Pronghorns are scattered across Yellowstone.  They range from the lower grasslands through to high valley meadows.  It was a cold morning so I was not surprised this fellow wanted to shake off the cold.  When the droplets flew from his position a little higher than me, the effect looked more like there had been an explosion.  I thought it was a good start to our respective days.

Yellowstone Pronghorn Shake - © Christopher Martin-8421

I watched him approach from Soda Butte Creek at the northeast end of the Lamar Valley.  He looked like he had just crossed it but maybe that was just from the rain at daybreak.  Shortly after spinning off the water, the sun came out, apparently to help dry his coat.  The wet sagebrush began to steam as soon as the sunlight hit it, creating a haze around the Pronghorn.

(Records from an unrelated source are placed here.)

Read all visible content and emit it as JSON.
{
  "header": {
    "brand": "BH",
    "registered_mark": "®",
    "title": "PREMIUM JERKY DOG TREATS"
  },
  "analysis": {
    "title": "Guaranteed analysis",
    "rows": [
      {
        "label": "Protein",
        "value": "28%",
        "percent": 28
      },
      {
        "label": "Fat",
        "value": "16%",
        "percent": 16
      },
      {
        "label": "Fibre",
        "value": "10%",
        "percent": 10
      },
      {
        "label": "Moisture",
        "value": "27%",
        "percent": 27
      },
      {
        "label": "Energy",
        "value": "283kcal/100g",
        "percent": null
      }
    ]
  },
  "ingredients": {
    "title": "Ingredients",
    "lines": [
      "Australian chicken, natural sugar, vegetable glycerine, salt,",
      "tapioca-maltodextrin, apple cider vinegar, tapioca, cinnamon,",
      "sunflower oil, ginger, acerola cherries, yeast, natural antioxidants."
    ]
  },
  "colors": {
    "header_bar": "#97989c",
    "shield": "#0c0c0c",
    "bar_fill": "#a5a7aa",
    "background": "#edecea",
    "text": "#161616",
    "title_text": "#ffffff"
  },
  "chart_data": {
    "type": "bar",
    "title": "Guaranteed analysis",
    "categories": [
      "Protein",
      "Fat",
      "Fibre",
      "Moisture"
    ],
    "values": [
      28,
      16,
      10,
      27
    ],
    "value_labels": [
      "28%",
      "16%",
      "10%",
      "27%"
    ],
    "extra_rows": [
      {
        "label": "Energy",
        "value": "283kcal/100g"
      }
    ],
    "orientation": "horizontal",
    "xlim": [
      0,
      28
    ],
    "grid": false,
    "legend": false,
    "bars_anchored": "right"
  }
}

Yellowstone Pronghorn Shake - © Christopher Martin-8457

He passed within 30 yards of me and then crossed the road on his way up the base of Druid Peak’s southern flank.

Yellowstone Pronghorn Shake - © Christopher Martin-8466

Yellowstone Pronghorn Shake - © Christopher Martin-8492

Pronghorns on the Prairie

(Click images for link to higher resolution versions)

I went to Medicine Hat near Alberta’s eastern border with Saskatchewan on the weekend.  I enjoy heading out onto the prairies for the photographic opportunities that present themselves.  I can happily spend hours exploring the old buildings, farm vehicles and rural towns that cluster near the roads and the rails that criss-cross the land.  For wildlife, I often spend time with hawks near watering holes or small stands of trees.  On Sunday morning, I was returning from Red Rock Coulee and found a curious Pronghorn (Antilocapra americana) near the highway.  It was early and I was likely the only person in the area since nightfall the day before and this animal was interested rather than wary. 

I often see herds of these antelope but they are either far away or bounding in that direction.  This was easily the closest I had been to one and with a 300mm telephoto lens, I was able to resolve him really well.  The encounter lasted for a few minutes where it would take a few leaps, then stop and look at me.  At that point, I would move along the road a pull level before shooting again.  We did this a couple of times before he retreated a hundred meters further back and I carried on.

Driving a few more kilometers I found a small herd of Pronghorns well back from the road that was alternating between grazing and short races across the fields in fast bursts. 

I pulled ahead and then stopped to watch them pass. 

This one left the herd and sprinted ahead so I isolated him against the open prairie.  It was great to have these two different experiences so close together.   Different chapters of the same story.